Casey remembered Halina’s warning and carefully lifted the doll’s lace frocked dress. The core of the manikin did feel “crunchy”. Casey’s left leg relaxed to join the right, back in the car. It did not seem as if the cotton torso had been torn or ripped. Casey then found a seam along the spine of the doll secured with sewn on snaps. Carefully, he opened the snaps, one by one.

Casey peered inside the doll, like a surgeon, to find she was a very clever receptacle. The doll’s body was filled with posted letters. Casey dismissed his earlier plan to battle for maritime treasures with Halina and closed the car door.
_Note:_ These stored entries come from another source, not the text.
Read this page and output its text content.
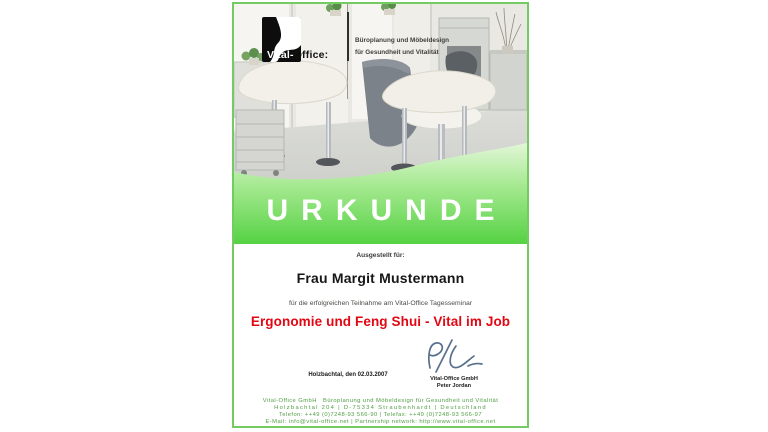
Vital-Office:
Büroplanung und Möbeldesign
für Gesundheit und Vitalität
URKUNDE
Ausgestellt für:
Frau Margit Mustermann
für die erfolgreichen Teilnahme am Vital-Office Tagesseminar
Ergonomie und Feng Shui - Vital im Job
Holzbachtal, den 02.03.2007
Vital-Office GmbH
Peter Jordan
Vital-Office GmbH   Büroplanung und Möbeldesign für Gesundheit und Vitalität
Holzbachtal 204 | D-75334 Straubenhardt | Deutschland
Telefon: ++49 (0)7248-93 566-90 | Telefax: ++49 (0)7248-93 566-97
E-Mail: info@vital-office.net | Partnership network: http://www.vital-office.net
The last thing he needed was her peering eyes and raucous voice. Casey started the car and headed for a quiet park just down the road. The ride filled him with layers of emotion, pushed down at the funeral. Layers now ripped open like the doll’s spine. He accidentally turned on the car wipers to clear his tears. Overwhelmed and somewhat dazed at his state, Casey parked the car and deadened the engine with a turn of the key.

In dimming autumn light, Casey carefully lifted a letter from the doll’s core. He speed read through tears, perfumed pages, and pressed flowers to learn of a love between Mikal and his mom. Their love had fused and bloomed into himself, a child from true hearts. Casey, now reading his mother’s words of devotion for her child to be, cried out in pain. Birds flew startled. Casey, scattered, looked past letters to carefully pick up the doll. He held it tight to his chest and slowly rocked. The doll brought him peace. Had it done so for Mikal? His orphan mother too? The questions denied consolation as did the meaning of his uncle’s name: ‘Who is like God?’